All RPs of patients referred to ICU for COVID-19 were included. HADS, IES-R, and satisfaction were evaluated at admission, discharge/death, and 3 months. At 3 months, a psychologist provided a qualitative description of RPs' psychological distress.

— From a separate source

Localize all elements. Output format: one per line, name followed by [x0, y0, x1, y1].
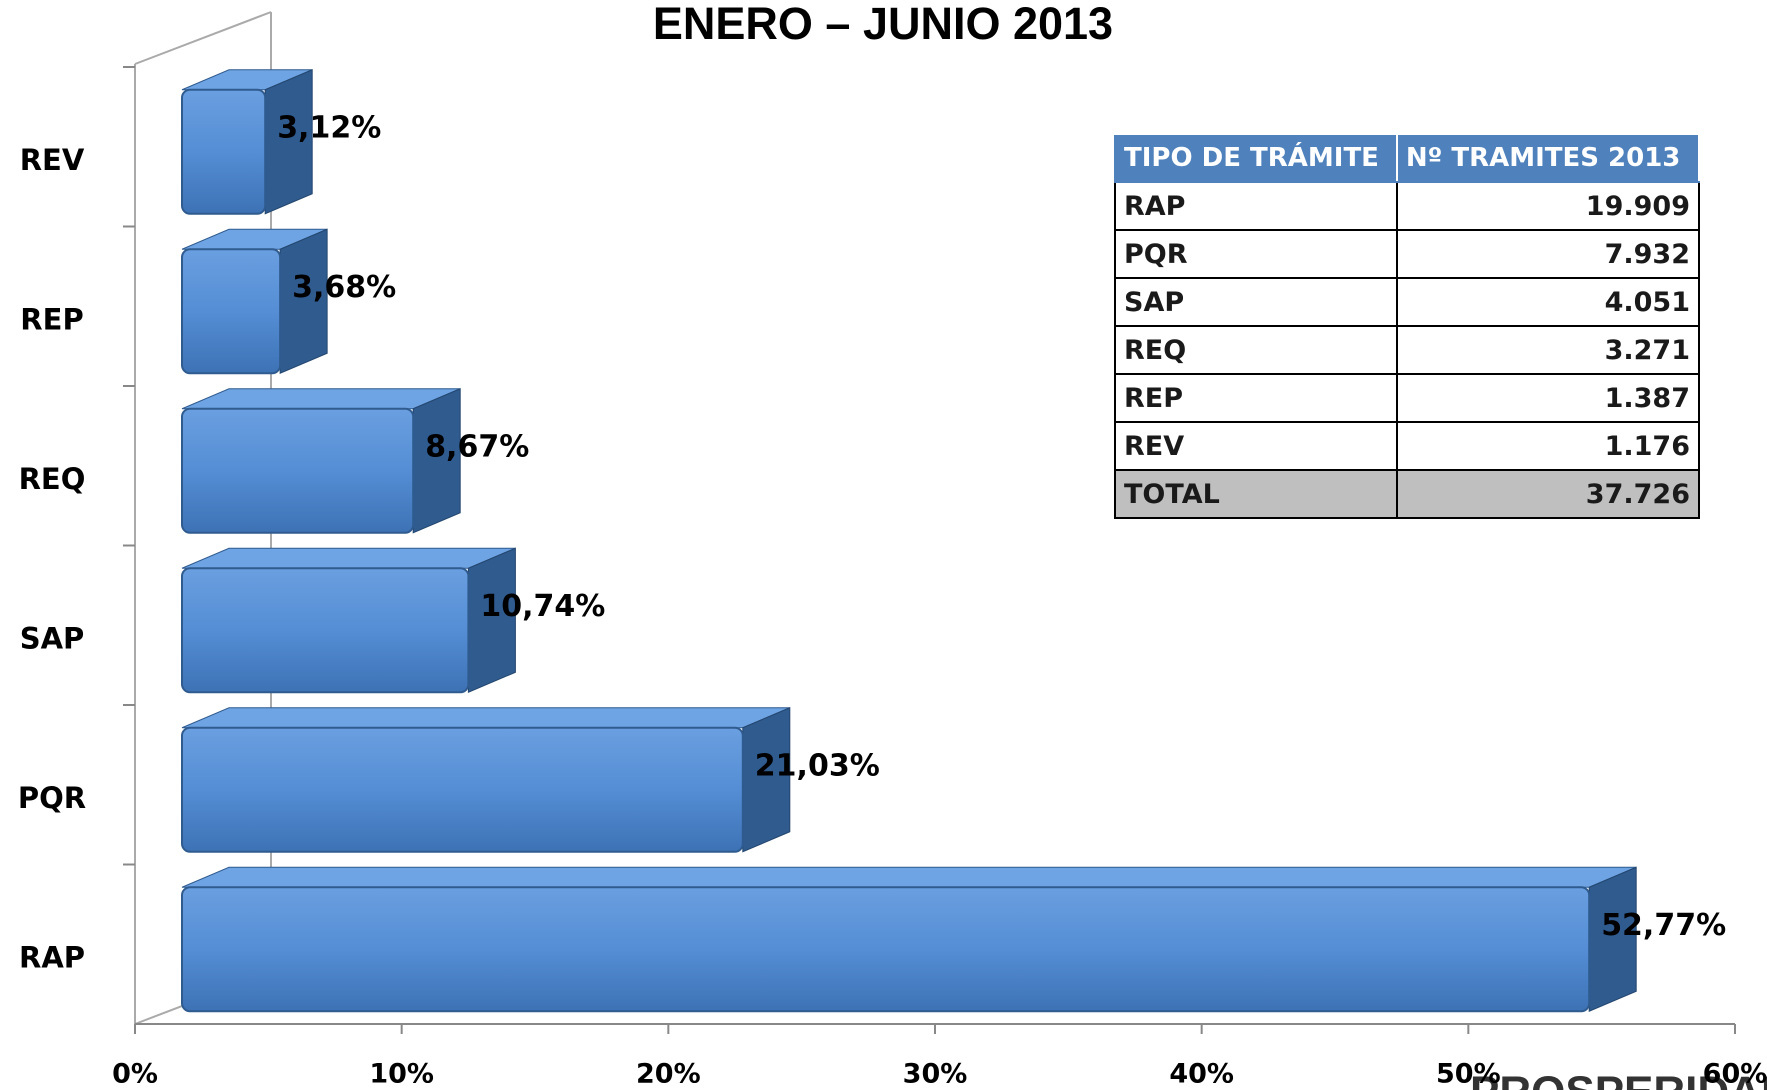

Eighty-eight RPs were included. Prevalence of anxiety and depression was 83% and 73% respectively. At 3 months, lower HADS decrease was associated with patient death/continued hospitalization, and/or sleeping disorders in RPs (p < 0.01). Ninety-nine percent RPs felt the patient was safe (9 [7; 10]/10 points, Likert-type scale), confident with caregivers (10 [9; 10]/10 points), and satisfied with information provided (10 [9; 10]/10 points). All RPs stressed the specific-type of "responsibility" associated with being an RP in a remote-only context, leading RPs to develop narrow diffusion strategies (67%) and restrict the array of contacted relatives to a very few and/or only contacting them rarely. 10 RPs (30%) related the situation to a prior traumatic experience.
RPs experienced psychological distress and reported that being an RP in a remote-only communication context was a specific responsibility and qualified it as an overall negative experience.
NCT04385121 . Registered 12 May 2020. https://clinicaltrials.gov/ .
在新冠疫情期间,法国大多数重症监护病房禁止家属探视。本研究评估了仅通过远程沟通对家属造成的心理影响。
纳入所有因新冠疫情被转诊至重症监护病房患者的家属。在入院时、出院/死亡时以及3个月时评估医院焦虑抑郁量表(HADS)、创伤后应激障碍自评量表(IES-R)以及满意度。在3个月时,由一名心理学家对家属的心理困扰进行定性描述。
共纳入88名家属。焦虑和抑郁的患病率分别为83%和73%。在3个月时,HADS得分下降较少与患者死亡/持续住院以及家属睡眠障碍相关(p<0.01)。99%的家属认为患者是安全的(李克特量表评分为9[7;10]/10分),对医护人员有信心(10[9;10]/10分),并对所提供的信息感到满意(10[9;10]/10分)。所有家属都强调了在仅通过远程沟通的情况下作为家属所具有的特殊“责任感”,这使得家属们制定了有限的传播策略(67%),并将联系的亲属范围限制在极少数人,和/或很少与他们联系。10名家属(30%)将这种情况与之前的创伤经历联系起来。
家属经历了心理困扰,并表示在仅通过远程沟通的情况下作为家属是一项特殊的责任,并将其描述为总体负面经历。